As Black diplomats have struggled with these challenges, they have also been troubled by the State Department’s practice of assigning Black diplomats to predominantly Black countries. A number of Black diplomats have asked why they are expected to serve in Africa and the Caribbean when their white counterparts are given opportunities to work anywhere in the world.
“There’s this fixation . . . that if you’re Black you have to be associated with Africa,” Todman said. “I resent it.”
When the practice continued during the administration of Barack Obama, former ambassador Ulric Haynes suggested that it would take more than having Black Americans in positions of power to correct the department’s longstanding problem with racist diplomatic assignments.
“We’ve had two African American Secretaries of State and we now have an African American president, and for God’s sake, the practice of racially segregated diplomatic assignments continues,” Haynes observed.

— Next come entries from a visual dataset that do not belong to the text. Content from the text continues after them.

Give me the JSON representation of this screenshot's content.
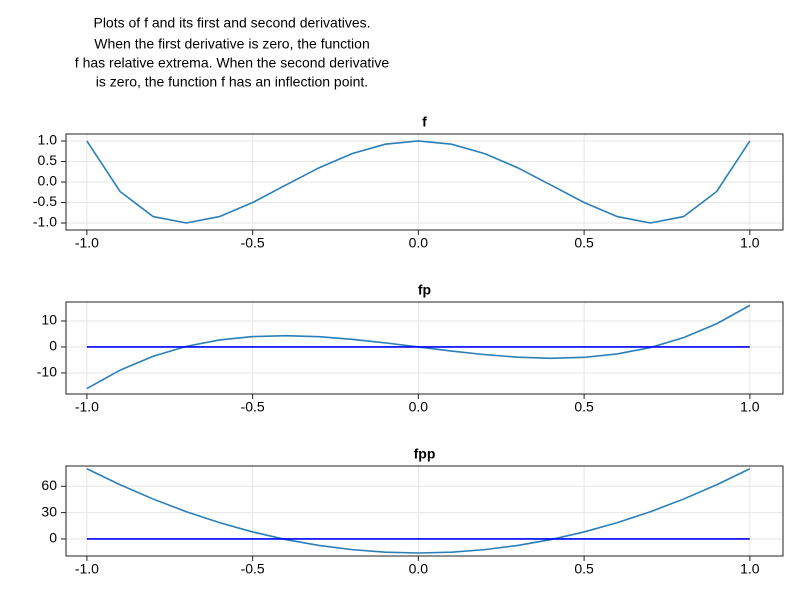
{
  "caption": [
    "Plots of f and its first and second derivatives.",
    "When the first derivative is zero, the function",
    "f has relative extrema. When the second derivative",
    "is zero, the function f has an inflection point."
  ],
  "chart_data": [
    {
      "type": "line",
      "title": "f",
      "x": [
        -1,
        -0.9,
        -0.8,
        -0.7,
        -0.6,
        -0.5,
        -0.4,
        -0.3,
        -0.2,
        -0.1,
        0,
        0.1,
        0.2,
        0.3,
        0.4,
        0.5,
        0.6,
        0.7,
        0.8,
        0.9,
        1
      ],
      "series": [
        {
          "color": "#2a7fb8",
          "values": [
            1,
            -0.2312,
            -0.8432,
            -0.9992,
            -0.8432,
            -0.5,
            -0.0752,
            0.3448,
            0.6928,
            0.9208,
            1,
            0.9208,
            0.6928,
            0.3448,
            -0.0752,
            -0.5,
            -0.8432,
            -0.9992,
            -0.8432,
            -0.2312,
            1
          ]
        }
      ],
      "xlim": [
        -1.063,
        1.1
      ],
      "ylim": [
        -1.17,
        1.17
      ],
      "xticks": [
        {
          "value": -1,
          "label": "-1.0"
        },
        {
          "value": -0.5,
          "label": "-0.5"
        },
        {
          "value": 0,
          "label": "0.0"
        },
        {
          "value": 0.5,
          "label": "0.5"
        },
        {
          "value": 1,
          "label": "1.0"
        }
      ],
      "yticks": [
        {
          "value": 1,
          "label": "1.0"
        },
        {
          "value": 0.5,
          "label": "0.5"
        },
        {
          "value": 0,
          "label": "0.0"
        },
        {
          "value": -0.5,
          "label": "-0.5"
        },
        {
          "value": -1,
          "label": "-1.0"
        }
      ],
      "grid": true
    },
    {
      "type": "line",
      "title": "fp",
      "x": [
        -1,
        -0.9,
        -0.8,
        -0.7,
        -0.6,
        -0.5,
        -0.4,
        -0.3,
        -0.2,
        -0.1,
        0,
        0.1,
        0.2,
        0.3,
        0.4,
        0.5,
        0.6,
        0.7,
        0.8,
        0.9,
        1
      ],
      "series": [
        {
          "color": "#2a7fb8",
          "values": [
            -16,
            -8.928,
            -3.584,
            0.224,
            2.688,
            4,
            4.352,
            3.936,
            2.944,
            1.568,
            0,
            -1.568,
            -2.944,
            -3.936,
            -4.352,
            -4,
            -2.688,
            -0.224,
            3.584,
            8.928,
            16
          ]
        },
        {
          "color": "#0000ff",
          "x": [
            -1,
            1
          ],
          "values": [
            0,
            0
          ]
        }
      ],
      "xlim": [
        -1.063,
        1.1
      ],
      "ylim": [
        -18.1,
        17.3
      ],
      "xticks": [
        {
          "value": -1,
          "label": "-1.0"
        },
        {
          "value": -0.5,
          "label": "-0.5"
        },
        {
          "value": 0,
          "label": "0.0"
        },
        {
          "value": 0.5,
          "label": "0.5"
        },
        {
          "value": 1,
          "label": "1.0"
        }
      ],
      "yticks": [
        10,
        0,
        -10
      ],
      "grid": true
    },
    {
      "type": "line",
      "title": "fpp",
      "x": [
        -1,
        -0.9,
        -0.8,
        -0.7,
        -0.6,
        -0.5,
        -0.4,
        -0.3,
        -0.2,
        -0.1,
        0,
        0.1,
        0.2,
        0.3,
        0.4,
        0.5,
        0.6,
        0.7,
        0.8,
        0.9,
        1
      ],
      "series": [
        {
          "color": "#2a7fb8",
          "values": [
            80,
            61.76,
            45.44,
            31.04,
            18.56,
            8,
            -0.64,
            -7.36,
            -12.16,
            -15.04,
            -16,
            -15.04,
            -12.16,
            -7.36,
            -0.64,
            8,
            18.56,
            31.04,
            45.44,
            61.76,
            80
          ]
        },
        {
          "color": "#0000ff",
          "x": [
            -1,
            1
          ],
          "values": [
            0,
            0
          ]
        }
      ],
      "xlim": [
        -1.063,
        1.1
      ],
      "ylim": [
        -19.4,
        83.1
      ],
      "xticks": [
        {
          "value": -1,
          "label": "-1.0"
        },
        {
          "value": -0.5,
          "label": "-0.5"
        },
        {
          "value": 0,
          "label": "0.0"
        },
        {
          "value": 0.5,
          "label": "0.5"
        },
        {
          "value": 1,
          "label": "1.0"
        }
      ],
      "yticks": [
        60,
        30,
        0
      ],
      "grid": true
    }
  ]
}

During the administration of Donald Trump, many Black diplomats have grown further demoralized, especially since the President has derided predominantly Black and brown countries as “shithole countries.” Given the State Department’s slow and muted response to the national protests over the police killing of George Floyd, many Black diplomats have been feeling dissatisfied and dehumanized.
Black diplomats say the challenges they are facing have only worsened under the Trump Administration. Although Secretary of State Mike Pompeo has mostly ignored their concerns, Black diplomats have kept demanding to be heard, condemning U.S. leaders for perpetuating an “old boys’ club” that remains plagued by racism.
“Because the establishment, the ones who actually run the things, have no particular reason to want to change it, unless they’re forced to, it never will change,” Todman observed in his 1995 interview.
Twenty-five years later, many Black diplomats continue to feel the same way.